Vue d’ensemble

Votre voix compte. Vous avez le droit de dire ce que vous pensez, de partager des informations et de réclamer un monde meilleur. Vous avez le droit d’être d’accord ou non avec les personnes au pouvoir et d’exprimer vos opinions dans des manifestations pacifiques.

L’exercice de ces droits – sans crainte ni ingérence illégitime – est central dans une société ouverte et équitable, qui permet d’avoir accès à la justice et de jouir de ses droits humains.

Cependant, des États du monde entier emprisonnent régulièrement des personnes, ou leur font subir un sort pire encore, parce qu’elles se sont exprimées ouvertement, alors que la Constitution de presque tous les pays contient la notion de « liberté d’expression ».

Les États sont tenus d’interdire les discours qui sont motivés par la haine ou y incitent mais beaucoup abusent de leur autorité pour étouffer la dissidence pacifique en adoptant des lois qui érigent la liberté d’expression en infraction. Le prétexte invoqué est souvent la lutte contre le terrorisme, la sécurité nationale ou la religion. Plus récemment, les autorités ont commencé à menacer la liberté d’expression en réprimant les militant·e·s, les organisations non gouvernementales (ONG) et les personnes qui aident les réfugié·e·s et les migrant·e·s.

Le degré de tolérance d’un gouvernement à l’égard des opinions défavorables et des critiques est souvent un bon indicateur du traitement qu’il réserve aux droits humains de façon générale.

Amnesty International soutient les personnes qui s’expriment ouvertement pour elles-mêmes et pour autrui – un·e journaliste qui met en lumière des violences commises par les forces de sécurité, un·e syndicaliste qui dénonce des conditions de travail déplorables ou un·e dirigeant·e autochtone qui défend les droits fonciers de son peuple face à une grande entreprise. Nous défendrions de la même manière le droit des personnes qui soutiennent les grandes entreprises, les forces de sécurité et les employeurs d’exprimer leurs opinions pacifiquement.
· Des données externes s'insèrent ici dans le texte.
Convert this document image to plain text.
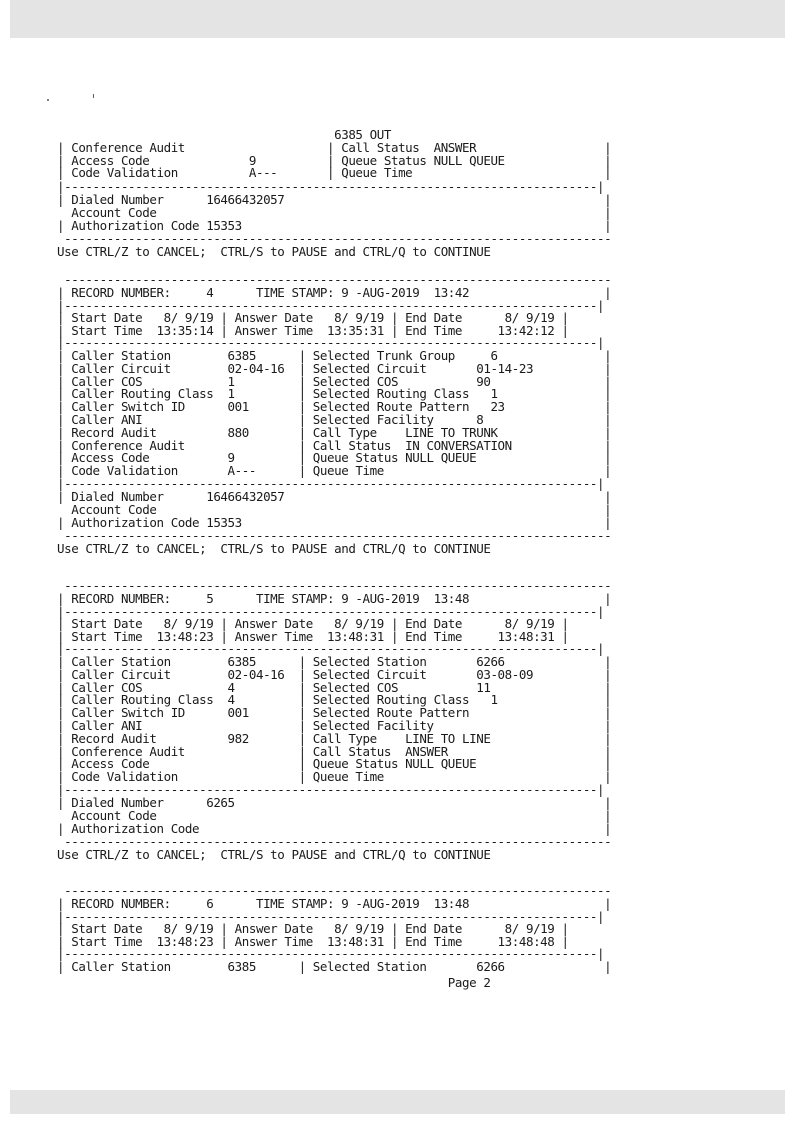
6385 OUT
| Conference Audit                    | Call Status  ANSWER                  |
| Access Code              9          | Queue Status NULL QUEUE              |
| Code Validation          A---       | Queue Time                           |
|---------------------------------------------------------------------------|
| Dialed Number      16466432057                                             |
Account Code                                                               |
| Authorization Code 15353                                                   |
-----------------------------------------------------------------------------
Use CTRL/Z to CANCEL;  CTRL/S to PAUSE and CTRL/Q to CONTINUE
-----------------------------------------------------------------------------
| RECORD NUMBER:     4      TIME STAMP: 9 -AUG-2019  13:42                   |
|---------------------------------------------------------------------------|
| Start Date   8/ 9/19 | Answer Date   8/ 9/19 | End Date      8/ 9/19 |
| Start Time  13:35:14 | Answer Time  13:35:31 | End Time     13:42:12 |
|---------------------------------------------------------------------------|
| Caller Station        6385      | Selected Trunk Group     6               |
| Caller Circuit        02-04-16  | Selected Circuit       01-14-23          |
| Caller COS            1         | Selected COS           90                |
| Caller Routing Class  1         | Selected Routing Class   1               |
| Caller Switch ID      001       | Selected Route Pattern   23              |
| Caller ANI                      | Selected Facility      8                 |
| Record Audit          880       | Call Type    LINE TO TRUNK               |
| Conference Audit                | Call Status  IN CONVERSATION             |
| Access Code           9         | Queue Status NULL QUEUE                  |
| Code Validation       A---      | Queue Time                               |
|---------------------------------------------------------------------------|
| Dialed Number      16466432057                                             |
Account Code                                                               |
| Authorization Code 15353                                                   |
-----------------------------------------------------------------------------
Use CTRL/Z to CANCEL;  CTRL/S to PAUSE and CTRL/Q to CONTINUE
-----------------------------------------------------------------------------
| RECORD NUMBER:     5      TIME STAMP: 9 -AUG-2019  13:48                   |
|---------------------------------------------------------------------------|
| Start Date   8/ 9/19 | Answer Date   8/ 9/19 | End Date      8/ 9/19 |
| Start Time  13:48:23 | Answer Time  13:48:31 | End Time     13:48:31 |
|---------------------------------------------------------------------------|
| Caller Station        6385      | Selected Station       6266              |
| Caller Circuit        02-04-16  | Selected Circuit       03-08-09          |
| Caller COS            4         | Selected COS           11                |
| Caller Routing Class  4         | Selected Routing Class   1               |
| Caller Switch ID      001       | Selected Route Pattern                   |
| Caller ANI                      | Selected Facility                        |
| Record Audit          982       | Call Type    LINE TO LINE                |
| Conference Audit                | Call Status  ANSWER                      |
| Access Code                     | Queue Status NULL QUEUE                  |
| Code Validation                 | Queue Time                               |
|---------------------------------------------------------------------------|
| Dialed Number      6265                                                    |
Account Code                                                               |
| Authorization Code                                                         |
-----------------------------------------------------------------------------
Use CTRL/Z to CANCEL;  CTRL/S to PAUSE and CTRL/Q to CONTINUE
-----------------------------------------------------------------------------
| RECORD NUMBER:     6      TIME STAMP: 9 -AUG-2019  13:48                   |
|---------------------------------------------------------------------------|
| Start Date   8/ 9/19 | Answer Date   8/ 9/19 | End Date      8/ 9/19 |
| Start Time  13:48:23 | Answer Time  13:48:31 | End Time     13:48:48 |
|---------------------------------------------------------------------------|
| Caller Station        6385      | Selected Station       6266              |
Page 2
Nous considérons toute personne emprisonnée uniquement pour avoir exercé, de façon pacifique, son droit à la liberté d’expression comme un prisonnier ou une prisonnière d’opinion et nous demandons sa libération immédiate et inconditionnelle.

Repères
Article 19
Le droit à la liberté d’expression est protégé par l’article 19 de la Déclaration universelle des droits de l’homme.

Pourquoi la liberté d’expression est-elle importante ?
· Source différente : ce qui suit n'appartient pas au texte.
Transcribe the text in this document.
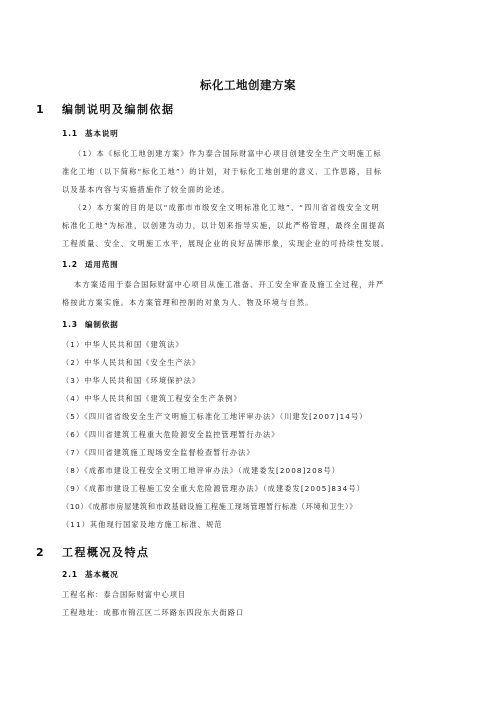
标化工地创建方案
1 编制说明及编制依据
1.1 基本说明
（1）本《标化工地创建方案》作为泰合国际财富中心项目创建安全生产文明施工标
准化工地（以下简称“标化工地”）的计划，对于标化工地创建的意义、工作思路，目标
以及基本内容与实施措施作了较全面的论述。
（2）本方案的目的是以“成都市市级安全文明标准化工地”、“四川省省级安全文明
标准化工地”为标准，以创建为动力，以计划来指导实施，以此严格管理，最终全面提高
工程质量、安全、文明施工水平，展现企业的良好品牌形象，实现企业的可持续性发展。
1.2 适用范围
本方案适用于泰合国际财富中心项目从施工准备、开工安全审查及施工全过程，并严
格按此方案实施。本方案管理和控制的对象为人、物及环境与自然。
1.3 编制依据
（1）中华人民共和国《建筑法》
（2）中华人民共和国《安全生产法》
（3）中华人民共和国《环境保护法》
（4）中华人民共和国《建筑工程安全生产条例》
（5）《四川省省级安全生产文明施工标准化工地评审办法》（川建发[2007]14号）
（6）《四川省建筑工程重大危险源安全监控管理暂行办法》
（7）《四川省建筑施工现场安全监督检查暂行办法》
（8）《成都市建设工程安全文明工地评审办法》（成建委发[2008]208号）
（9）《成都市建设工程施工安全重大危险源管理办法》（成建委发[2005]834号）
（10）《成都市房屋建筑和市政基础设施工程施工现场管理暂行标准（环境和卫生）》
（11）其他现行国家及地方施工标准、规范
2 工程概况及特点
2.1 基本概况
工程名称：泰合国际财富中心项目
工程地址：成都市锦江区二环路东四段东大街路口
Le droit à la liberté d’expression est inscrit à l’article 19 de la Déclaration universelle des droits de l’homme, qui établit dans les grandes lignes les droits humains dont dispose chacun·e de nous. Il est protégé juridiquement par une série de traités internationaux et régionaux.
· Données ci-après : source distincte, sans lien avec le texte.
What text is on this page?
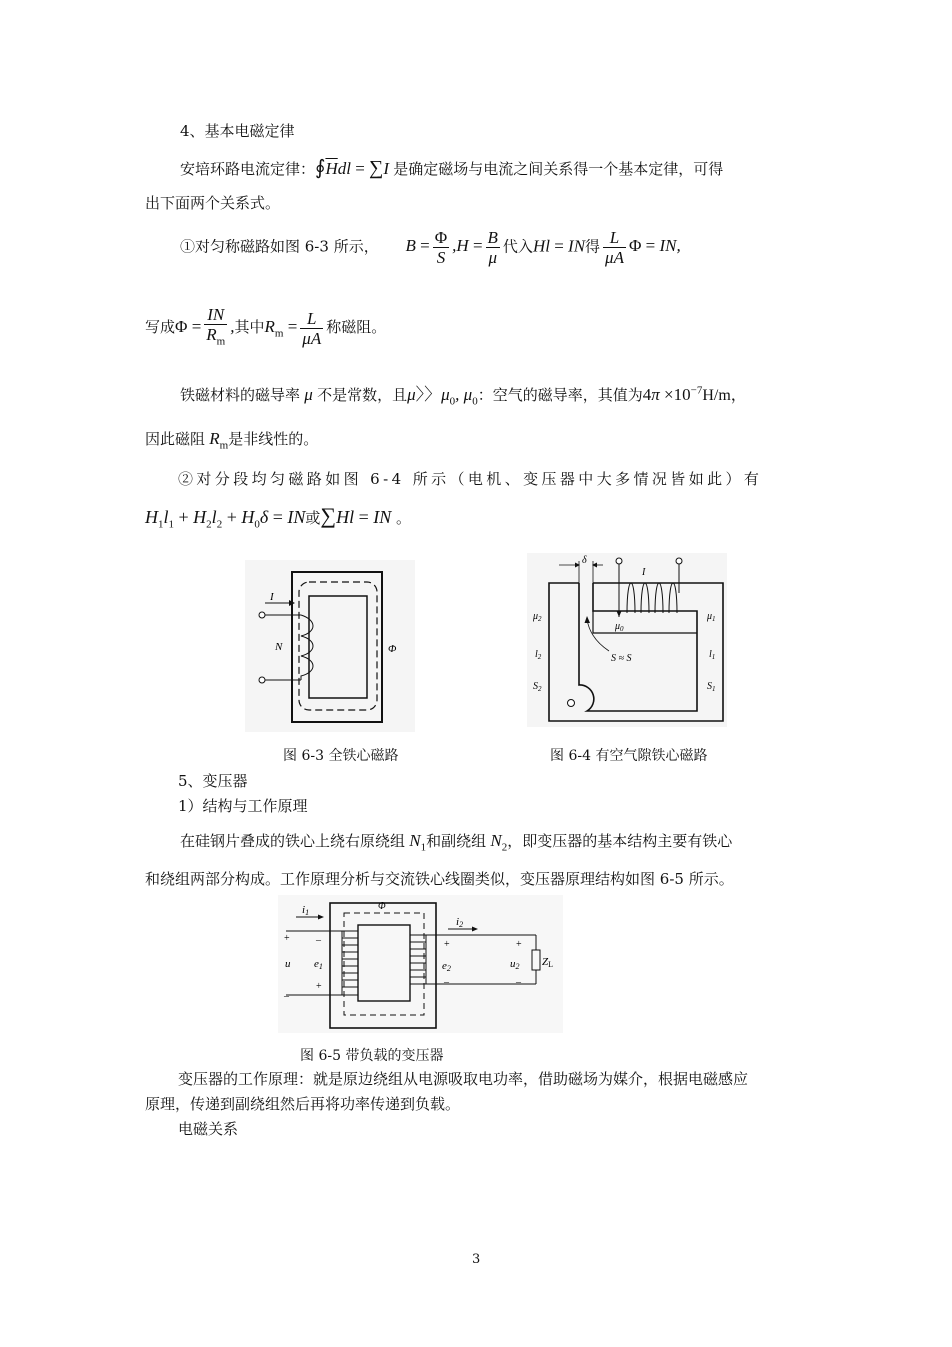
4、基本电磁定律
安培环路电流定律：$∮\overline{H}dl = \sum I$ 是确定磁场与电流之间关系得一个基本定律，可得
出下面两个关系式。
①对匀称磁路如图 6-3 所示， $B = \frac{\Phi}{S} ,H = \frac{B}{\mu}$ 代入Hl = IN得 $\frac{L}{\mu A}$ Φ = IN,
写成$\Phi = \frac{IN}{R_m}$ ,其中$R_m = \frac{L}{\mu A}$ 称磁阻。
铁磁材料的磁导率 μ 不是常数，且μ〉〉$\mu_0$, $\mu_0$：空气的磁导率，其值为$4\pi \times 10^{-7}H/m$，
因此磁阻 $R_m$是非线性的。
②对分段均匀磁路如图 6-4 所示（电机、变压器中大多情况皆如此）有
$H_1l_1 + H_2l_2 + H_0\delta$ = IN或∑Hl = IN 。
I
N	Φ
图 6-3 全铁心磁路
δ
I
$\mu_2$	$\mu_1$
$\mu_0$
$l_2$	$l_1$
S ≈ S
$S_2$	$S_1$
图 6-4 有空气隙铁心磁路
5、变压器
1）结构与工作原理
在硅钢片叠成的铁心上绕右原绕组 $N_1$和副绕组 $N_2$，即变压器的基本结构主要有铁心
和绕组两部分构成。工作原理分析与交流铁心线圈类似，变压器原理结构如图 6-5 所示。
i1
i2
Φ
+
u
–
–
e1
+
+
e2
–
+
u2
–
ZL
图 6-5 带负载的变压器
变压器的工作原理：就是原边绕组从电源吸取电功率，借助磁场为媒介，根据电磁感应
原理，传递到副绕组然后再将功率传递到负载。
电磁关系
3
La défense de la liberté d’expression a toujours été au cœur des activités d’Amnesty International. Elle est non seulement cruciale pour amener les puissants à rendre des comptes mais sous-tend également d’autres droits humains, notamment la liberté de pensée, de conscience et de religion, et leur permet de se développer.

Elle est aussi étroitement liée à la liberté d’association – le droit de constituer des associations, des organisations, des syndicats ou des partis politiques avec les personnes de son choix et d’adhérer à ces groupes – et à la liberté de réunion pacifique – le droit de prendre part à des manifestations ou des réunions publiques pacifiques.

Toutefois, ces libertés sont régulièrement attaquées par des gouvernements qui tentent d’étouffer les critiques.

En Égypte, par exemple, il est extrêmement dangereux de critiquer le régime. Au cours de l’année 2018, les autorités ont arrêté au moins 113 personnes pour des motifs absurdes : satire, utilisation de Twitter, soutien à un club de football, dénonciation d’actes de harcèlement sexuel, montage de films et interviews.

Ces personnes ont été accusées d’« appartenance à des groupes terroristes » et de « diffusion de fausses informations ». Elles ont été détenues sans jugement pendant des mois et celles qui ont finalement fait l’objet d’un procès ont été condamnées par des tribunaux militaires. Or les procès militaires de civils, en Égypte comme ailleurs, sont intrinsèquement iniques.

La police disperse avec violence un rassemblement spontané dans la rue Tverskaya après le prononcé du verdict dans l’affaire de la place Bolotnaya, à Moscou, en février 2014.

Liberté de la presse

Une presse libre traitant des questions qui nous intéressent et qui façonnent nos vies est la pierre angulaire de toute société respectueuse des droits. Pourtant, en Azerbaïdjan, en Turquie et au Venezuela, pour ne nommer que ces trois pays, les journalistes sont réprimés et attaqués.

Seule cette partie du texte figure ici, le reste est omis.